The panellists were Robin Sutherland, the General Manager of New Ventures, Tullow Oil, Kevin Vorhaben, the Africa Unit Business Manager for Noble Energy, Geraud Moussarie, Senegal Country Manager for BP and Bongani Sayidini, the CEO of PetroSA.
The producers said transparency helped in terms of getting deals done as having open books with governments meant that both parties understood what was economically feasible and what was not. Angola’s recent round of offering better fiscal terms for margin sal oil fields showed what was possible, while new technology such as horizontal drilling had also lowered the costs of bring oil to market, although Africa had lagged other regions since oil prices moved significantly lower over the past few years. The OPEC Reference Barrel (ORB) price collapsed from a record annual average of $109.45 per barrel in 2012 to only $40.76 in 2016 before a gradual recovery to $52.51 in 2017 and $69.50 in 2018.
The collaboration should also be extended to competing oil companies as it did not make sense for example for each of the seven countries that had ownership of the West African oil basin to have its own maintenance hub and other joint service centres. The panellists said collaboration would lower costs and make more oil fields commercially viable, so unlocking the wealth that could improve the lives of millions of people.
It was for this reason why several African countries had come to the AOP in Cape Town to interact with producers and secure more investment for their oil fields. Gabon for instance aims to increase its crude oil production by 50% in the next two years, so last year it launched its 12th licensing round offering up 12 shallow water blocks and 23 ultra-deepwater blocks in the country’s offshore area.

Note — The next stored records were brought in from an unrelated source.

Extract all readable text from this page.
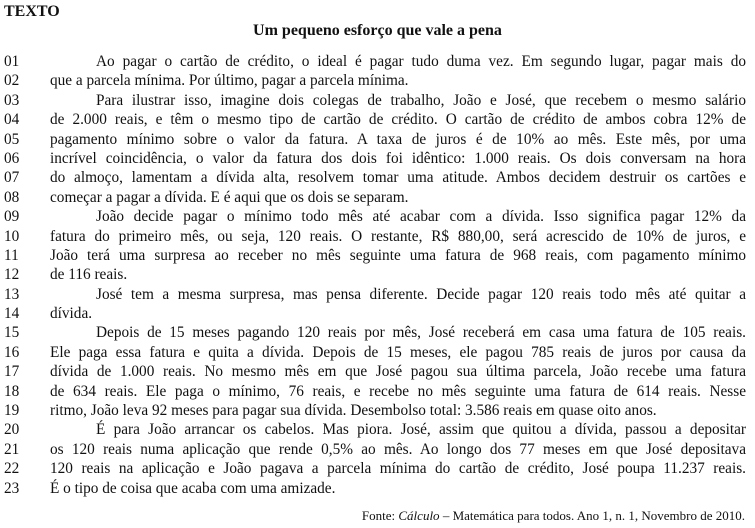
TEXTO
Um pequeno esforço que vale a pena
01	Ao pagar o cartão de crédito, o ideal é pagar tudo duma vez. Em segundo lugar, pagar mais do
02	que a parcela mínima. Por último, pagar a parcela mínima.
03	Para ilustrar isso, imagine dois colegas de trabalho, João e José, que recebem o mesmo salário
04	de 2.000 reais, e têm o mesmo tipo de cartão de crédito. O cartão de crédito de ambos cobra 12% de
05	pagamento mínimo sobre o valor da fatura. A taxa de juros é de 10% ao mês. Este mês, por uma
06	incrível coincidência, o valor da fatura dos dois foi idêntico: 1.000 reais. Os dois conversam na hora
07	do almoço, lamentam a dívida alta, resolvem tomar uma atitude. Ambos decidem destruir os cartões e
08	começar a pagar a dívida. E é aqui que os dois se separam.
09	João decide pagar o mínimo todo mês até acabar com a dívida. Isso significa pagar 12% da
10	fatura do primeiro mês, ou seja, 120 reais. O restante, R$ 880,00, será acrescido de 10% de juros, e
11	João terá uma surpresa ao receber no mês seguinte uma fatura de 968 reais, com pagamento mínimo
12	de 116 reais.
13	José tem a mesma surpresa, mas pensa diferente. Decide pagar 120 reais todo mês até quitar a
14	dívida.
15	Depois de 15 meses pagando 120 reais por mês, José receberá em casa uma fatura de 105 reais.
16	Ele paga essa fatura e quita a dívida. Depois de 15 meses, ele pagou 785 reais de juros por causa da
17	dívida de 1.000 reais. No mesmo mês em que José pagou sua última parcela, João recebe uma fatura
18	de 634 reais. Ele paga o mínimo, 76 reais, e recebe no mês seguinte uma fatura de 614 reais. Nesse
19	ritmo, João leva 92 meses para pagar sua dívida. Desembolso total: 3.586 reais em quase oito anos.
20	É para João arrancar os cabelos. Mas piora. José, assim que quitou a dívida, passou a depositar
21	os 120 reais numa aplicação que rende 0,5% ao mês. Ao longo dos 77 meses em que José depositava
22	120 reais na aplicação e João pagava a parcela mínima do cartão de crédito, José poupa 11.237 reais.
23	É o tipo de coisa que acaba com uma amizade.
Fonte: Cálculo – Matemática para todos. Ano 1, n. 1, Novembro de 2010.
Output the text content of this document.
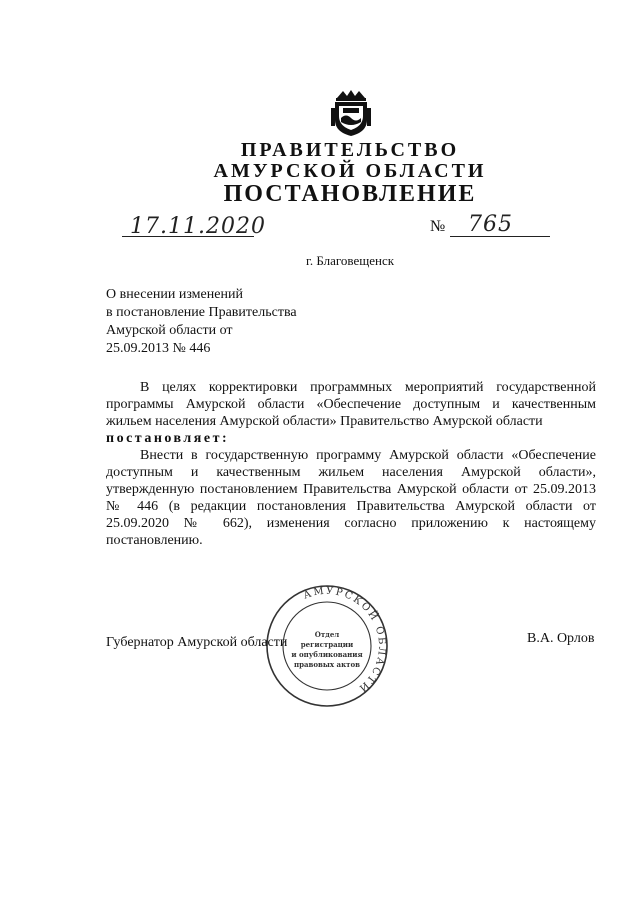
ПРАВИТЕЛЬСТВО
АМУРСКОЙ ОБЛАСТИ
ПОСТАНОВЛЕНИЕ
17.11.2020	№ 765
г. Благовещенск
О внесении изменений
в постановление Правительства
Амурской области от
25.09.2013 № 446
В целях корректировки программных мероприятий государственной
программы Амурской области «Обеспечение доступным и качественным
жильем населения Амурской области» Правительство Амурской области
постановляет:
Внести в государственную программу Амурской области «Обеспечение
доступным и качественным жильем населения Амурской области»,
утвержденную постановлением Правительства Амурской области от 25.09.2013
№ 446 (в редакции постановления Правительства Амурской области от
25.09.2020 № 662), изменения согласно приложению к настоящему
постановлению.
АМУРСКОЙ ОБЛАСТИ
Отдел
регистрации
и опубликования
правовых актов
Губернатор Амурской области	В.А. Орлов
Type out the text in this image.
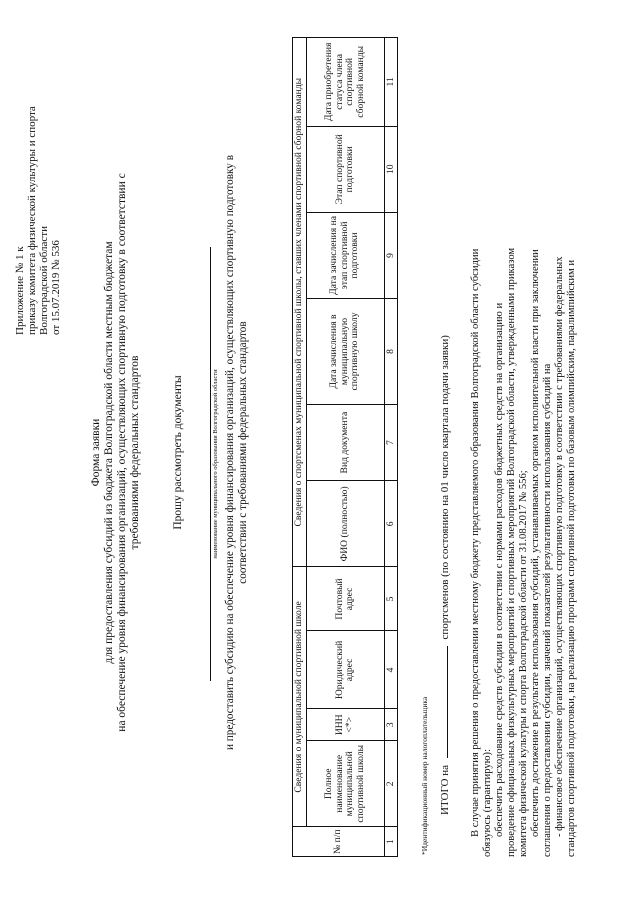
Приложение № 1 к приказу комитета физической культуры и спорта Волгоградской области от 15.07.2019 № 536
Форма заявки для предоставления субсидий из бюджета Волгоградской области местным бюджетам на обеспечение уровня финансирования организаций, осуществляющих спортивную подготовку в соответствии с требованиями федеральных стандартов	Прошу рассмотреть документы	наименование муниципального образования Волгоградской области и предоставить субсидию на обеспечение уровня финансирования организаций, осуществляющих спортивную подготовку в соответствии с требованиями федеральных стандартов
№ п/п	Сведения о муниципальной спортивной школе				Сведения о спортсменах муниципальной спортивной школы, ставших членами спортивной сборной команды					
	Полное наименование муниципальной спортивной школы	ИНН <*>	Юридический адрес	Почтовый адрес	ФИО (полностью)	Вид документа	Дата зачисления в муниципальную спортивную школу	Дата зачисления на этап спортивной подготовки	Этап спортивной подготовки	Дата приобретения статуса члена спортивной сборной команды
1	2	3	4	5	6	7	8	9	10	11
*Идентификационный номер налогоплательщика ИТОГО на  спортсменов (по состоянию на 01 число квартала подачи заявки) В случае принятия решения о предоставлении местному бюджету представляемого образования Волгоградской области субсидии обязуюсь (гарантирую): обеспечить расходование средств субсидии в соответствии с нормами расходов бюджетных средств на организацию и проведение официальных физкультурных мероприятий и спортивных мероприятий Волгоградской области, утвержденными приказом комитета физической культуры и спорта Волгоградской области от 31.08.2017 № 556; обеспечить достижение в результате использования субсидий, устанавливаемых органом исполнительной власти при заключении соглашения о предоставлении субсидии, значений показателей результативности использования субсидий на - финансовое обеспечение организаций, осуществляющих спортивную подготовку в соответствии с требованиями федеральных стандартов спортивной подготовки, на реализацию программ спортивной подготовки по базовым олимпийским, паралимпийским и
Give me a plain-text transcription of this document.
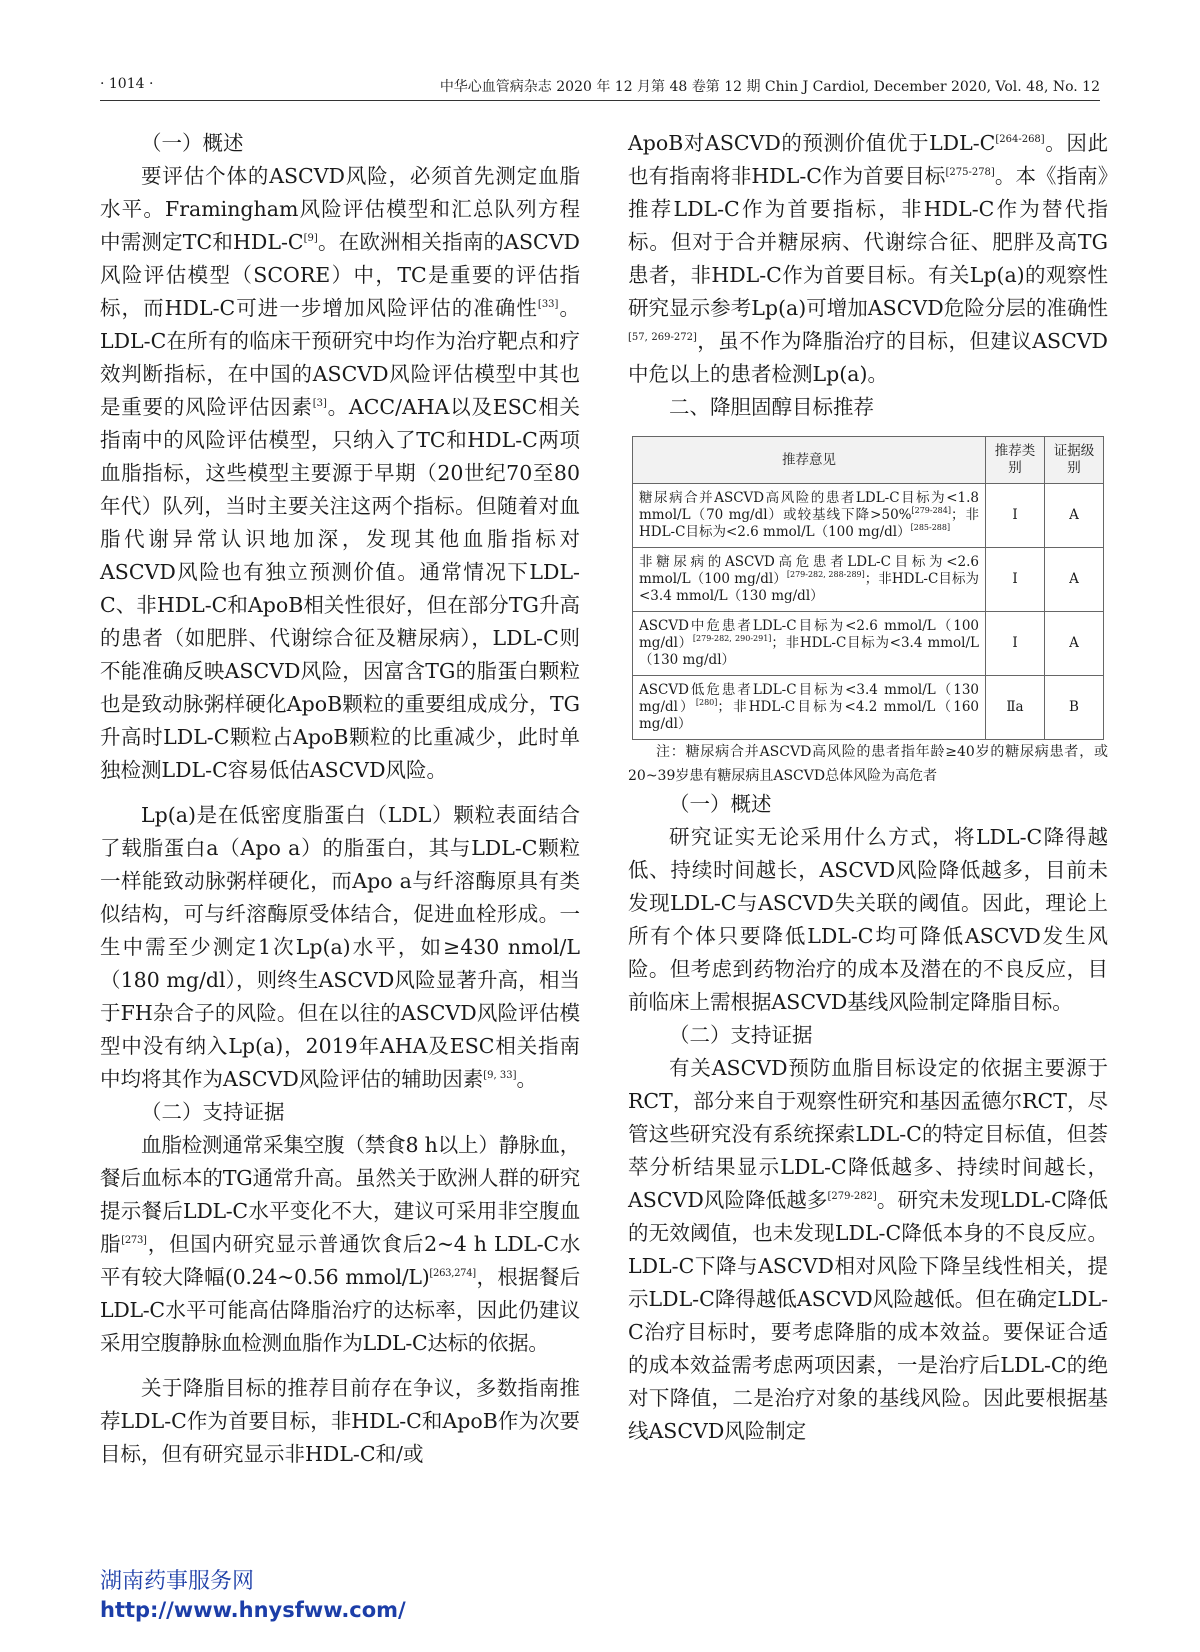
· 1014 ·	中华心血管病杂志 2020 年 12 月第 48 卷第 12 期 Chin J Cardiol, December 2020, Vol. 48, No. 12

（一）概述

要评估个体的ASCVD风险，必须首先测定血脂水平。Framingham风险评估模型和汇总队列方程中需测定TC和HDL-C[9]。在欧洲相关指南的ASCVD风险评估模型（SCORE）中，TC是重要的评估指标，而HDL-C可进一步增加风险评估的准确性[33]。LDL-C在所有的临床干预研究中均作为治疗靶点和疗效判断指标，在中国的ASCVD风险评估模型中其也是重要的风险评估因素[3]。ACC/AHA以及ESC相关指南中的风险评估模型，只纳入了TC和HDL-C两项血脂指标，这些模型主要源于早期（20世纪70至80年代）队列，当时主要关注这两个指标。但随着对血脂代谢异常认识地加深，发现其他血脂指标对ASCVD风险也有独立预测价值。通常情况下LDL-C、非HDL-C和ApoB相关性很好，但在部分TG升高的患者（如肥胖、代谢综合征及糖尿病），LDL-C则不能准确反映ASCVD风险，因富含TG的脂蛋白颗粒也是致动脉粥样硬化ApoB颗粒的重要组成成分，TG升高时LDL-C颗粒占ApoB颗粒的比重减少，此时单独检测LDL-C容易低估ASCVD风险。

Lp(a)是在低密度脂蛋白（LDL）颗粒表面结合了载脂蛋白a（Apo a）的脂蛋白，其与LDL-C颗粒一样能致动脉粥样硬化，而Apo a与纤溶酶原具有类似结构，可与纤溶酶原受体结合，促进血栓形成。一生中需至少测定1次Lp(a)水平，如≥430 nmol/L（180 mg/dl），则终生ASCVD风险显著升高，相当于FH杂合子的风险。但在以往的ASCVD风险评估模型中没有纳入Lp(a)，2019年AHA及ESC相关指南中均将其作为ASCVD风险评估的辅助因素[9, 33]。

（二）支持证据

血脂检测通常采集空腹（禁食8 h以上）静脉血，餐后血标本的TG通常升高。虽然关于欧洲人群的研究提示餐后LDL-C水平变化不大，建议可采用非空腹血脂[273]，但国内研究显示普通饮食后2~4 h LDL-C水平有较大降幅(0.24~0.56 mmol/L)[263,274]，根据餐后LDL-C水平可能高估降脂治疗的达标率，因此仍建议采用空腹静脉血检测血脂作为LDL-C达标的依据。

关于降脂目标的推荐目前存在争议，多数指南推荐LDL-C作为首要目标，非HDL-C和ApoB作为次要目标，但有研究显示非HDL-C和/或

ApoB对ASCVD的预测价值优于LDL-C[264-268]。因此也有指南将非HDL-C作为首要目标[275-278]。本《指南》推荐LDL-C作为首要指标，非HDL-C作为替代指标。但对于合并糖尿病、代谢综合征、肥胖及高TG患者，非HDL-C作为首要目标。有关Lp(a)的观察性研究显示参考Lp(a)可增加ASCVD危险分层的准确性[57, 269-272]，虽不作为降脂治疗的目标，但建议ASCVD中危以上的患者检测Lp(a)。

二、降胆固醇目标推荐

推荐意见	推荐类别	证据级别
糖尿病合并ASCVD高风险的患者LDL-C目标为<1.8 mmol/L（70 mg/dl）或较基线下降>50%[279-284]；非HDL-C目标为<2.6 mmol/L（100 mg/dl）[285-288]	Ⅰ	A
非糖尿病的ASCVD高危患者LDL-C目标为<2.6 mmol/L（100 mg/dl）[279-282, 288-289]；非HDL-C目标为<3.4 mmol/L（130 mg/dl）	Ⅰ	A
ASCVD中危患者LDL-C目标为<2.6 mmol/L（100 mg/dl）[279-282, 290-291]；非HDL-C目标为<3.4 mmol/L（130 mg/dl）	Ⅰ	A
ASCVD低危患者LDL-C目标为<3.4 mmol/L（130 mg/dl）[280]；非HDL-C目标为<4.2 mmol/L（160 mg/dl）	Ⅱa	B

注：糖尿病合并ASCVD高风险的患者指年龄≥40岁的糖尿病患者，或20~39岁患有糖尿病且ASCVD总体风险为高危者

（一）概述

研究证实无论采用什么方式，将LDL-C降得越低、持续时间越长，ASCVD风险降低越多，目前未发现LDL-C与ASCVD失关联的阈值。因此，理论上所有个体只要降低LDL-C均可降低ASCVD发生风险。但考虑到药物治疗的成本及潜在的不良反应，目前临床上需根据ASCVD基线风险制定降脂目标。

（二）支持证据

有关ASCVD预防血脂目标设定的依据主要源于RCT，部分来自于观察性研究和基因孟德尔RCT，尽管这些研究没有系统探索LDL-C的特定目标值，但荟萃分析结果显示LDL-C降低越多、持续时间越长，ASCVD风险降低越多[279-282]。研究未发现LDL-C降低的无效阈值，也未发现LDL-C降低本身的不良反应。LDL-C下降与ASCVD相对风险下降呈线性相关，提示LDL-C降得越低ASCVD风险越低。但在确定LDL-C治疗目标时，要考虑降脂的成本效益。要保证合适的成本效益需考虑两项因素，一是治疗后LDL-C的绝对下降值，二是治疗对象的基线风险。因此要根据基线ASCVD风险制定

湖南药事服务网
http://www.hnysfww.com/
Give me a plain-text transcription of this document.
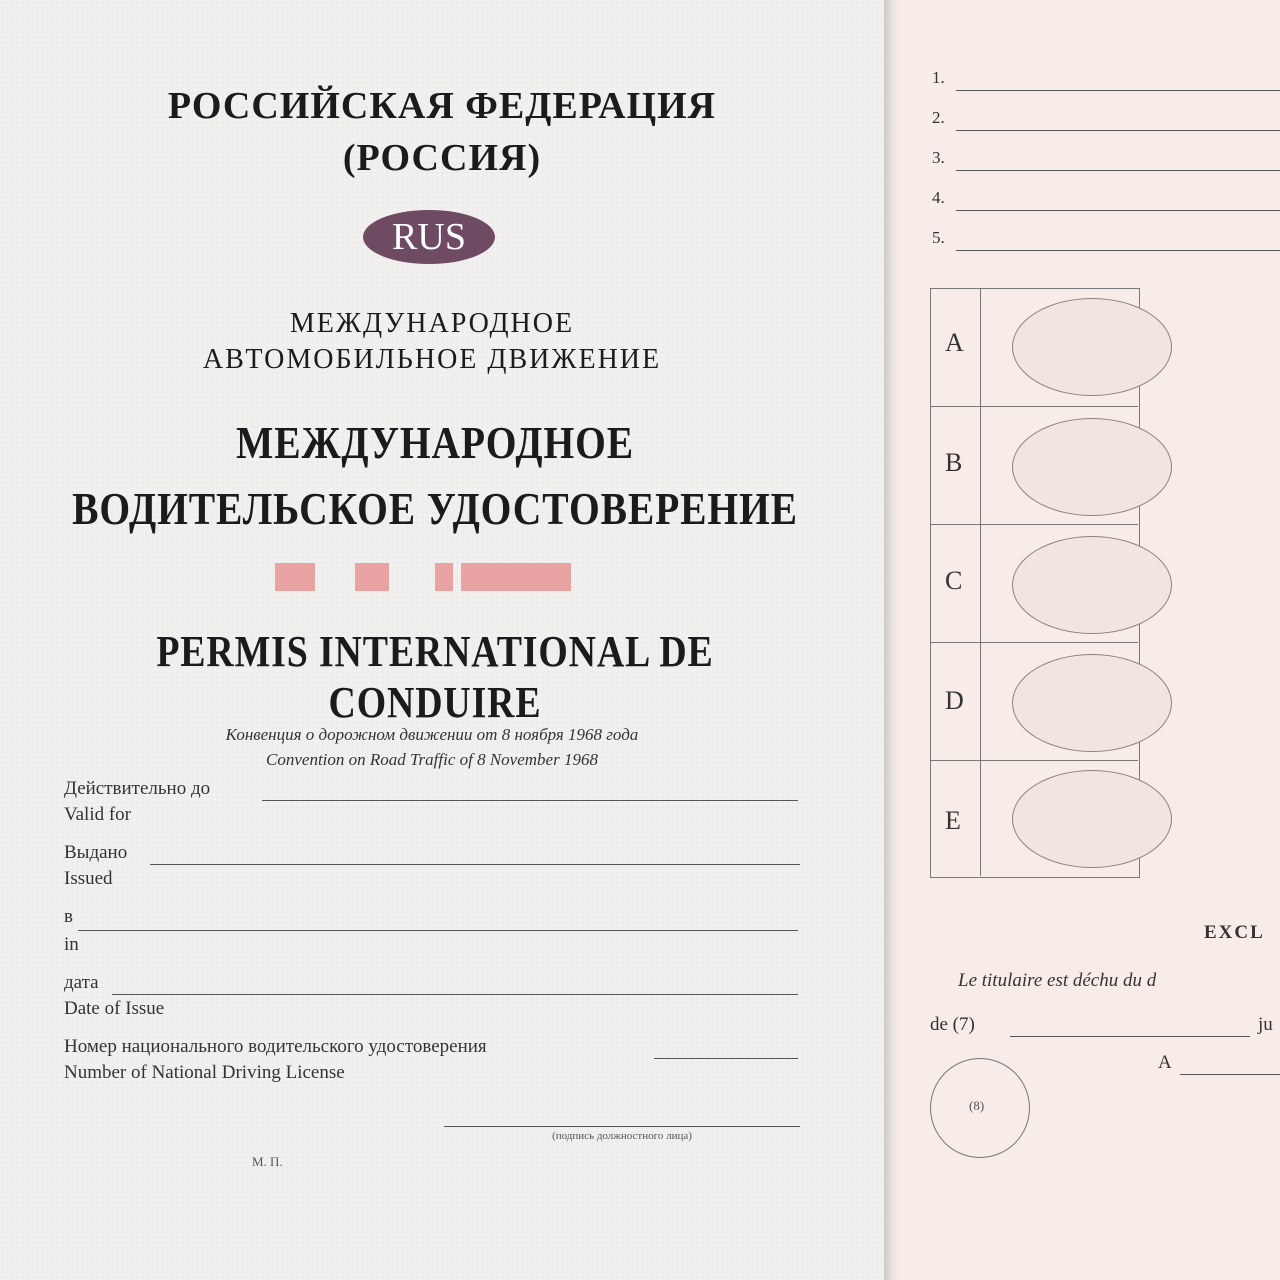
РОССИЙСКАЯ ФЕДЕРАЦИЯ
(РОССИЯ)
RUS
МЕЖДУНАРОДНОЕ
АВТОМОБИЛЬНОЕ ДВИЖЕНИЕ
МЕЖДУНАРОДНОЕ
ВОДИТЕЛЬСКОЕ УДОСТОВЕРЕНИЕ
PERMIS INTERNATIONAL DE CONDUIRE
Конвенция о дорожном движении от 8 ноября 1968 года
Convention on Road Traffic of 8 November 1968
Действительно до
Valid for
Выдано
Issued
в
in
дата
Date of Issue
Номер национального водительского удостоверения
Number of National Driving License
(подпись должностного лица)
М. П.
1.
2.
3.
4.
5.
A
B
C
D
E
EXCL
Le titulaire est déchu du d
de (7)	ju
A
(8)
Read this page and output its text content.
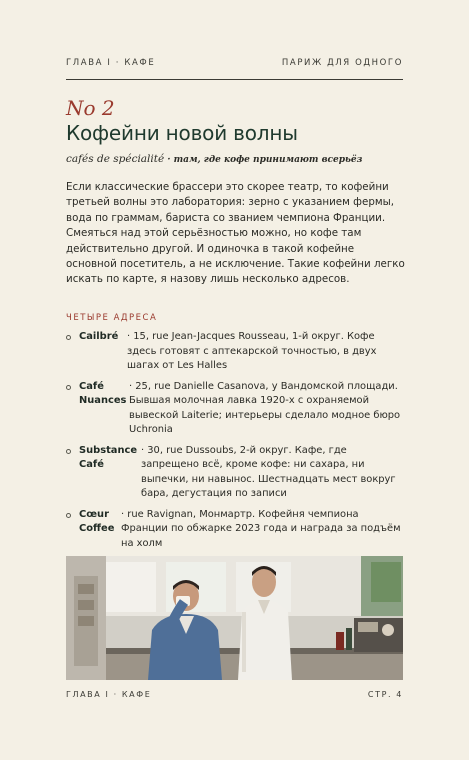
ГЛАВА I · КАФЕ	ПАРИЖ ДЛЯ ОДНОГО
No 2
Кофейни новой волны
cafés de spécialité · там, где кофе принимают всерьёз

Если классические брассери это скорее театр, то кофейни третьей волны это лаборатория: зерно с указанием фермы, вода по граммам, бариста со званием чемпиона Франции. Смеяться над этой серьёзностью можно, но кофе там действительно другой. И одиночка в такой кофейне основной посетитель, а не исключение. Такие кофейни легко искать по карте, я назову лишь несколько адресов.

ЧЕТЫРЕ АДРЕСА
Cailbré · 15, rue Jean-Jacques Rousseau, 1-й округ. Кофе здесь готовят с аптекарской точностью, в двух шагах от Les Halles
Café Nuances
· 25, rue Danielle Casanova, у Вандомской площади. Бывшая молочная лавка 1920-х с охраняемой вывеской Laiterie; интерьеры сделало модное бюро Uchronia
Substance Café
· 30, rue Dussoubs, 2-й округ. Кафе, где запрещено всё, кроме кофе: ни сахара, ни выпечки, ни навынос. Шестнадцать мест вокруг бара, дегустация по записи
Cœur Coffee
· rue Ravignan, Монмартр. Кофейня чемпиона Франции по обжарке 2023 года и награда за подъём на холм
ГЛАВА I · КАФЕ	СТР. 4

To encourage investment Gabon also enacted a revised hydrocarbon code setting out its legal and fiscal frameworks for oil and gas projects, providing better incentives for investors. As a result, Malaysia’s state-owned oil company, Petronas within a month of the new code announced its signing of an agreement for two exploration permits for blocks F12 and F13 which, once developed, will produce 200,000 barrels per day (bpd) and, VAALCO Energy announced that it would commence is 2019/2020 drilling campaign.
Gabon’s Minister of Petroleum, Gas and Hydrocarbons, Noel Mboumba, is attending the AOP to showcase the country’s licensing round which will conclude in January 2020.
South Sudan is continuing to ramp up production and drive investment into its energy sector, and launch its 2020 oil and gas licensing round at the AOP 2019. The licensing round is the first exploration licensing round since the country gained its independence in 2011.
It will also announce the tender for an environmental audit for the country’s producing oilfields at the third annual South Sudan Oil & Power conference organized by AOP.
In March this year, South Africa’s Strategic Fuel Fund signed an exploration and production sharing agreement (EPSA) for Block B2, following Pan-African explorer, Oranto Petroleum’s signing of a six year EPSA for Block B3 in 2017, speaking to the country’s continued efforts to bolster the growth of its energy sector. The licensing round is the first exploration licensing round since the country gained its independence in 2011.
Equatorial Guinea announced that it was offering up 24 offshore and two onshore blocks as part of its 2019 oil and gas licensing round inviting all exploration and production companies to enter its hydrocarbons sector.